Last week, American Family Association official Sandy Rios spoke on her radio program with a caller who was angry that Rios and other conservatives aren’t talking about the Flint water crisis, where policies imposed by the state’s Republican administration directly led to the poisoning of the city’s water supply.
Rios responded by blaming the city’s (powerless) Democratic city officials for the lead poisoning catastrophe and alleged that the disaster in Flint is less important than the threat from ISIS and “our out-of-control borders.”
She then managed to link outrage over the Flint crisis to coverage of the Zika virus outbreak in South and Central America: “The whole issue in Michigan — the left loves to, they’re now creating this, I’m sorry, I’m going to really go out on a limb here, this Zika virus which I haven’t talked about. They love to come up with tragedies and they love to blame and they love to scare people.
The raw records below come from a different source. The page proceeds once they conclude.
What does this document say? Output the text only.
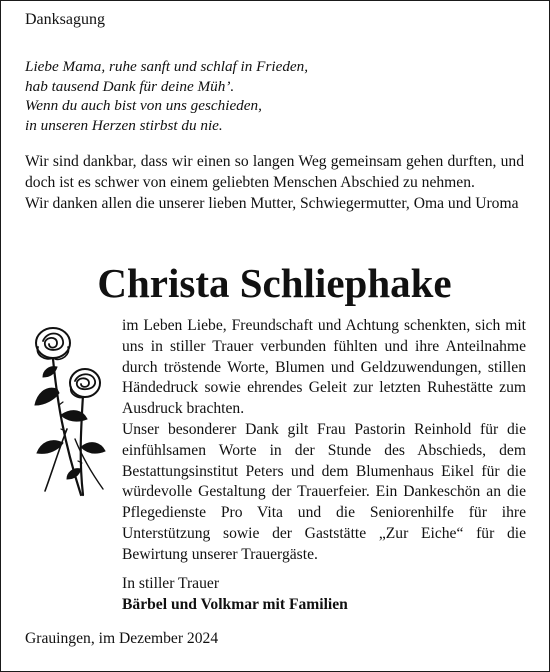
Danksagung
Liebe Mama, ruhe sanft und schlaf in Frieden,
hab tausend Dank für deine Müh’.
Wenn du auch bist von uns geschieden,
in unseren Herzen stirbst du nie.
Wir sind dankbar, dass wir einen so langen Weg gemeinsam gehen durften, und doch ist es schwer von einem geliebten Menschen Abschied zu nehmen.
Wir danken allen die unserer lieben Mutter, Schwiegermutter, Oma und Uroma
Christa Schliephake
im Leben Liebe, Freundschaft und Achtung schenkten, sich mit uns in stiller Trauer verbunden fühlten und ihre Anteilnahme durch tröstende Worte, Blumen und Geldzuwendungen, stillen Händedruck sowie ehrendes Geleit zur letzten Ruhestätte zum Ausdruck brachten.
Unser besonderer Dank gilt Frau Pastorin Reinhold für die einfühlsamen Worte in der Stunde des Abschieds, dem Bestattungsinstitut Peters und dem Blumenhaus Eikel für die würdevolle Gestaltung der Trauerfeier. Ein Dankeschön an die Pflegedienste Pro Vita und die Seniorenhilfe für ihre Unterstützung sowie der Gaststätte „Zur Eiche“ für die Bewirtung unserer Trauergäste.
In stiller Trauer
Bärbel und Volkmar mit Familien
Grauingen, im Dezember 2024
I think this issue in Michigan is a serious one but I don’t think it’s the big issue that these other issues are.”
When the listener told Rios that she was “devaluing black life” by dismissing the importance of the turmoil in Flint, she insisted that that was impossible because she had no idea whether Flint residents are predominantly black or white.
While Rios, the American Family Association’s director of governmental affairs, isn’t very concerned with the poisoning of thousands in Flint and seems to think that the Zika virus is a liberal scare tactic, she hasn’t been above stirring up actually baseless fears, alleging that Central American migrants would spread measles, Enterovirus D68 and other diseases around the U.S.